The Georgia Supreme Court in Martin v. Six Flags Over Georgia II, L.P., 301 Ga. 323 (Ga. 2017) recently ruled that liability may arise from a landowner’s failure to maintain the safety and security of its premises even if the resulting injury is “completed beyond the territorial sphere.”  This case offers a cautionary tale for landowners as the court reinstated a massive $35,000,000 verdict against Six Flags and four assailants.  Although the court found the bus stop where the assault occurred was not within Six Flags’ “premises and approaches” under the applicable Georgia statute, it nonetheless held the park liable for a violent criminal attack.  

Plaintiff Joshua Martin was brutally attacked by several gang members as he and two others exited the Six Flags amusement park and walked to a nearby bus stop.  Earlier that day, a large group of men, which included numerous off-duty Six Flags employees, wandered the park harassing guests.  Prior to Plaintiff’s attack, two other patrons reported the group to Six Flags’ security after one member nearly collided with a child and the rest of the group surrounded the patrons, making threatening gestures and remarks, stating “we’ll get you in the parking lot” and throwing up “finger gun” signs.  Six Flags’ security admonished the group, but did not remove them from the park.  A park security guard later testified this was not in compliance with the company’s policy.   

The two patrons saw the same group of men as they exited the park later that evening, and the mass had swelled to approximately 40 individuals.  These men followed the two families to their cars and someone yelled “drop the hammer,” which they understood to be a gun reference.  The two families exited the park safely, but the group of belligerents moved back to the main gate of the park.  Plaintiff and his companions exited the park, walked to a nearby hotel to use the restroom, and then returned to the park’s main gate to wait for the bus.  It is unclear why Plaintiff and his companions did not wait at the actual bus stop, which was approximately 200 feet from the Six Flags property line.  As they waited, Plaintiff and his companions overheard someone in the group of gang members say that “some guy’s going to get messed up.”  Plaintiff and the two others tried to distance themselves from the group and moved toward the bus stop, but the thugs followed.  In a sudden and unprovoked attack, one of the men attacked Plaintiff and punched him with brass knuckles.  Others joined in the attack.  The men beat Plaintiff so badly that fell into a week-long coma, and was left with permanent brain damage and bodily injuries.
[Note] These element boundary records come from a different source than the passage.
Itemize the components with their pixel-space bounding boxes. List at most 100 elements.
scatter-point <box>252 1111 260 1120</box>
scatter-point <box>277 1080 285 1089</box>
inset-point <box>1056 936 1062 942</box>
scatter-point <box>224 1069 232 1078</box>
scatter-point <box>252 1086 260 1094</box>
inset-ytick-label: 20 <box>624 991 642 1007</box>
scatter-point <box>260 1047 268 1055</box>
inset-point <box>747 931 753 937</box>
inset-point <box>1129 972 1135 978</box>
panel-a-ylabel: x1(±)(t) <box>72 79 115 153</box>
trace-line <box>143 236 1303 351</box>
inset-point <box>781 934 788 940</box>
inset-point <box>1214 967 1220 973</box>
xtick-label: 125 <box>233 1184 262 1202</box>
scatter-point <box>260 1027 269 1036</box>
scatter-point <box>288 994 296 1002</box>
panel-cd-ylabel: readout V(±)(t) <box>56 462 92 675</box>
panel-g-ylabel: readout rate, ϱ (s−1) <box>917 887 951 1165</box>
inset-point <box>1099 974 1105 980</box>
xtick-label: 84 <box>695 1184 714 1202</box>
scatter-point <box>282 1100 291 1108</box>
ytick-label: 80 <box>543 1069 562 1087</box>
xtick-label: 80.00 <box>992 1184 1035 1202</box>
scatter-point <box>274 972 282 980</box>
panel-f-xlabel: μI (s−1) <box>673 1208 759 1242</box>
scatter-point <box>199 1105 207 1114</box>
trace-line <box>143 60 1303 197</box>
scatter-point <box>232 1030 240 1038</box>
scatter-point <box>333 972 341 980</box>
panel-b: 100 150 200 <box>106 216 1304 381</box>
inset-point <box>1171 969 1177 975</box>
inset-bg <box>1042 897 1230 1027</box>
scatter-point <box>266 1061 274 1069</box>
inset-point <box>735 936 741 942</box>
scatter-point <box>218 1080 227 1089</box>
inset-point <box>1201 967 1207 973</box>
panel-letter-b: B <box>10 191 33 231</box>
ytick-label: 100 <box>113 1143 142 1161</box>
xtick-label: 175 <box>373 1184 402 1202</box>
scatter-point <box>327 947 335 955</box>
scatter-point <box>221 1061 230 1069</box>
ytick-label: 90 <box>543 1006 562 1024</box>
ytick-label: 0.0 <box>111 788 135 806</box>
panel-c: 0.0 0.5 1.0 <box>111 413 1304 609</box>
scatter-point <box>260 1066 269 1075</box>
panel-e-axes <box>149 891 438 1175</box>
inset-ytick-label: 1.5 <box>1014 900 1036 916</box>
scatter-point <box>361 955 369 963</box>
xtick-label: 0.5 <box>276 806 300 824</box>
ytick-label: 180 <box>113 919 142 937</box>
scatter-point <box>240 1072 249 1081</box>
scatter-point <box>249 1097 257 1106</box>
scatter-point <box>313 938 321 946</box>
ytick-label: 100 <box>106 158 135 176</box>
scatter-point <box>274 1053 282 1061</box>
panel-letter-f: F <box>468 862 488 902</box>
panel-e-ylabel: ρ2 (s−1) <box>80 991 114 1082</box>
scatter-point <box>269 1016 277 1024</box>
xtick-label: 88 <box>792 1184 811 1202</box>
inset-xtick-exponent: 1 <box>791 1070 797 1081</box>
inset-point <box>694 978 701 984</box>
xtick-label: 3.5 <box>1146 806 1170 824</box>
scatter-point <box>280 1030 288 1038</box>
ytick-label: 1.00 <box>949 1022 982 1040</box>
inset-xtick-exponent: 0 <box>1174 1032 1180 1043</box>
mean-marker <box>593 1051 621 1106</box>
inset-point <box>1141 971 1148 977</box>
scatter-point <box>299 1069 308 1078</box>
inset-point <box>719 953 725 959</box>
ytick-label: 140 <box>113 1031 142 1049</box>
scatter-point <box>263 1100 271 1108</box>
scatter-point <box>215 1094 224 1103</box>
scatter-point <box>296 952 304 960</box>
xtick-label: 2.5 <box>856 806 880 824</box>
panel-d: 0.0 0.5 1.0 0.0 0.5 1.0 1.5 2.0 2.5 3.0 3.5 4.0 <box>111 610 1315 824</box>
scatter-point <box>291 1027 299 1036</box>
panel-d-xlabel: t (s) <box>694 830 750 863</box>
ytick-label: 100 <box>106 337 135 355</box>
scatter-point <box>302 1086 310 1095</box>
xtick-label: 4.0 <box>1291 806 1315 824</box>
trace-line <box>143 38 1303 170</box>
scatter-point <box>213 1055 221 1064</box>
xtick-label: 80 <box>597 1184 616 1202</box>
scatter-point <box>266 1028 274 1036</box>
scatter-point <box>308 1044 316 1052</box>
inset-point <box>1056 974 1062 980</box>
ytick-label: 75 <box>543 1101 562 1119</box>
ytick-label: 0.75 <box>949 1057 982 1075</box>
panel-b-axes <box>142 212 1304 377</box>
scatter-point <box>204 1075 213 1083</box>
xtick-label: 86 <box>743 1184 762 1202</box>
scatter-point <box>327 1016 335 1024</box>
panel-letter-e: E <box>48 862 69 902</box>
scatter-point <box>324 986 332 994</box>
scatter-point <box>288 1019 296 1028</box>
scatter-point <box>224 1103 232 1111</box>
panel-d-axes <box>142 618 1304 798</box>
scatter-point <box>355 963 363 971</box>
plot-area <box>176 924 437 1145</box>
The Georgia statute governing premises liability provides:                             

Where an owner or occupier of land, by express or implied invitation, induces or leads others to come upon his premises for any lawful purpose, he is liable in damages to such persons for injuries caused by his failure to exercise ordinary care in keeping the premises and approaches safe.

In Georgia, a landowner has a duty to protect its invitees against “unreasonable risk” of which it has “superior knowledge.”  As it relates to third-party criminal activity, a landowner’s duty “extends only to foreseeable criminal acts.”  When evaluating the foreseeability of crimes completed offsite, Georgia courts consider the physical and temporal proximity of the invitee’s presence onsite and the circumstances giving rise to the injuries.  The court explained these limitations ensure the necessary connection to the landowner-invitee relationship, but it is not clear where liability ends.
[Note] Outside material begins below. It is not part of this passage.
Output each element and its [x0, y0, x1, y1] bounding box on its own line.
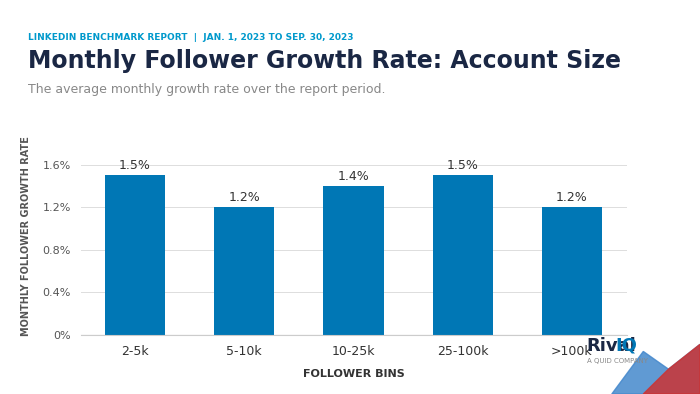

The Georgia Supreme Court concluded Plaintiff’s injuries were foreseeable, and the court seemed especially outraged by Six Flags’ active concealment of prior criminal gang activity on its premises.  The court explained the park was the site of a gang-related drive-by shooting one year before plaintiff’s attack, but a Six Flags official had urged law enforcement not to “release any information that would lead the public to believe that Six Flags Over Georgia was anything but a safe, family atmosphere.”  Local law enforcement recommended the park invest in a police presence at all times due to the gang activity, but Six Flags decided against the additional cost.
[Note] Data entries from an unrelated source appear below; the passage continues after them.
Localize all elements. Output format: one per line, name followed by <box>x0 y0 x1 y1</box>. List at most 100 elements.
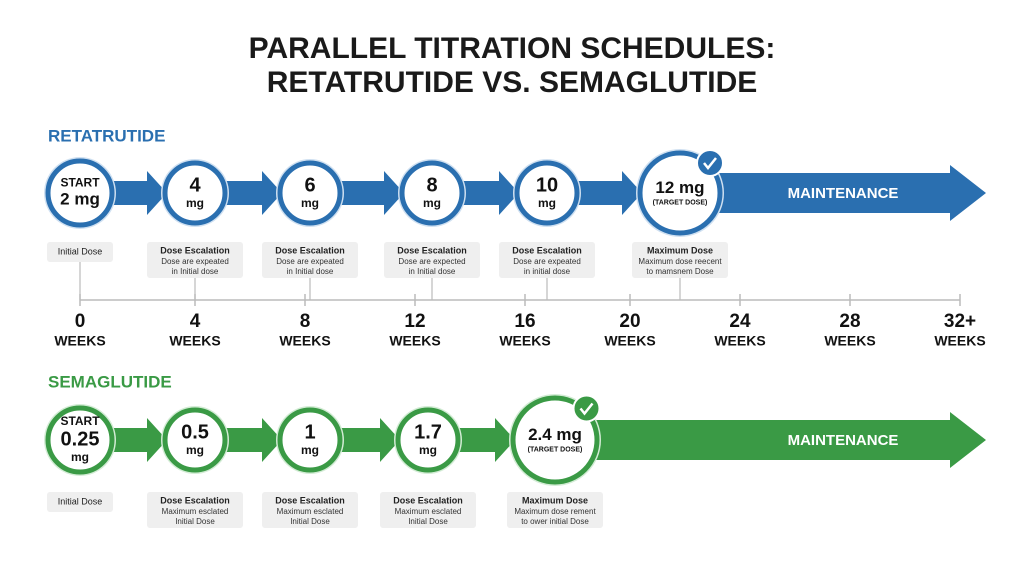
step-arrow <box>573 171 642 215</box>
step-dose: START <box>60 414 100 428</box>
note-title: Initial Dose <box>58 246 103 256</box>
step-dose: mg <box>301 196 319 210</box>
note-title: Dose Escalation <box>512 245 582 255</box>
note-title: Dose Escalation <box>393 495 463 505</box>
note-line: to ower initial Dose <box>521 517 589 526</box>
note-box <box>147 492 243 528</box>
check-mark <box>703 157 717 171</box>
step-circle <box>162 160 228 226</box>
note-title: Dose Escalation <box>275 495 345 505</box>
week-number: 4 <box>190 311 201 332</box>
week-unit: WEEKS <box>279 333 330 349</box>
step-dose: 8 <box>426 174 437 196</box>
step-arrow <box>458 171 519 215</box>
step-arrow <box>454 418 515 462</box>
week-number: 16 <box>514 311 535 332</box>
step-dose: mg <box>538 196 556 210</box>
note-line: Initial Dose <box>408 517 448 526</box>
week-number: 24 <box>729 311 751 332</box>
step-dose: 10 <box>536 174 558 196</box>
note-title: Maximum Dose <box>647 245 713 255</box>
note-box <box>262 242 358 278</box>
note-box <box>47 492 113 512</box>
step-dose: mg <box>186 443 204 457</box>
step-dose: mg <box>301 443 319 457</box>
note-box <box>47 242 113 262</box>
check-badge <box>696 149 724 177</box>
week-unit: WEEKS <box>714 333 765 349</box>
note-box <box>632 242 728 278</box>
step-circle <box>514 160 580 226</box>
note-line: Dose are expeated <box>161 257 229 266</box>
note-line: to mamsnem Dose <box>646 267 714 276</box>
note-line: Dose are expeated <box>513 257 581 266</box>
note-line: in Initial dose <box>409 267 456 276</box>
maintenance-label: MAINTENANCE <box>788 185 899 202</box>
note-line: Maximum esclated <box>162 507 229 516</box>
week-unit: WEEKS <box>824 333 875 349</box>
step-circle <box>510 395 600 485</box>
step-arrow <box>336 171 404 215</box>
note-line: Maximum esclated <box>395 507 462 516</box>
step-dose: 0.5 <box>181 421 209 443</box>
step-dose: 2.4 mg <box>528 425 582 444</box>
note-line: in Initial dose <box>287 267 334 276</box>
note-line: Dose are expeated <box>276 257 344 266</box>
week-unit: WEEKS <box>604 333 655 349</box>
step-circle <box>637 150 723 236</box>
note-line: Maximum dose reecent <box>638 257 722 266</box>
week-number: 8 <box>300 311 311 332</box>
step-circle <box>277 407 343 473</box>
step-dose: 0.25 <box>61 428 100 450</box>
step-arrow <box>221 418 282 462</box>
step-circle <box>395 407 461 473</box>
note-box <box>147 242 243 278</box>
step-dose: 12 mg <box>655 178 704 197</box>
step-dose: 2 mg <box>60 189 100 208</box>
note-line: Maximum dose rement <box>514 507 596 516</box>
step-circle <box>45 405 115 475</box>
note-line: Initial Dose <box>290 517 330 526</box>
note-title: Dose Escalation <box>275 245 345 255</box>
step-dose: mg <box>419 443 437 457</box>
week-unit: WEEKS <box>389 333 440 349</box>
week-unit: WEEKS <box>934 333 985 349</box>
step-arrow <box>336 418 400 462</box>
note-line: Dose are expected <box>398 257 465 266</box>
note-title: Dose Escalation <box>160 495 230 505</box>
step-dose: mg <box>186 196 204 210</box>
note-line: Initial Dose <box>175 517 215 526</box>
check-mark <box>579 402 594 416</box>
week-number: 20 <box>619 311 640 332</box>
step-dose: 6 <box>304 174 315 196</box>
note-title: Maximum Dose <box>522 495 588 505</box>
schedule-name: RETATRUTIDE <box>48 126 165 145</box>
week-unit: WEEKS <box>499 333 550 349</box>
step-arrow <box>108 418 167 462</box>
maintenance-arrow <box>591 412 986 468</box>
step-dose: START <box>60 176 100 190</box>
note-box <box>507 492 603 528</box>
week-number: 28 <box>839 311 860 332</box>
week-number: 0 <box>75 311 86 332</box>
step-dose: mg <box>423 196 441 210</box>
note-line: in Initial dose <box>172 267 219 276</box>
title-line: PARALLEL TITRATION SCHEDULES: <box>249 32 776 65</box>
note-box <box>384 242 480 278</box>
step-circle <box>399 160 465 226</box>
maintenance-label: MAINTENANCE <box>788 432 899 449</box>
step-circle <box>45 158 115 228</box>
note-box <box>262 492 358 528</box>
step-arrow <box>108 171 167 215</box>
title-line: RETATRUTIDE VS. SEMAGLUTIDE <box>267 66 758 99</box>
week-unit: WEEKS <box>54 333 105 349</box>
step-circle <box>162 407 228 473</box>
step-arrow <box>221 171 282 215</box>
step-dose: (TARGET DOSE) <box>528 446 583 453</box>
week-number: 32+ <box>944 311 976 332</box>
maintenance-arrow <box>714 165 986 221</box>
step-dose: mg <box>71 450 89 464</box>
The Georgia Supreme Court upheld liability against a landowner for off-premises assaults even though there had been no interaction between the assailants and Plaintiff inside the park itself.  In fact, the court acknowledged “the site of the physical attack on Martin was undisputedly a public bus stop, serving county-owned buses, situated on a public road…that itself is not adjacent to any property owned or operated by Six Flags.”  It is also unclear what the court expected Six Flags to do differently.  Even if Six Flags had ejected the gang members from the park, there is no reason to believe the outcome would have changed.  Two group members testified that the others were “actively planning a fight” and were “going to fight people at the bus stop.”  Would the group’s removal from the park have prevented Plaintiff’s offsite attack, or would the assailants have simply turned their aggression to another random victim?  In Georgia, it had been well-established that a landowner “is not the insurer of the invitee’s safety,” but this ruling seems to blur this line.  In the wake of Martin v. Six Flags, landowner liability seems dangerously broad.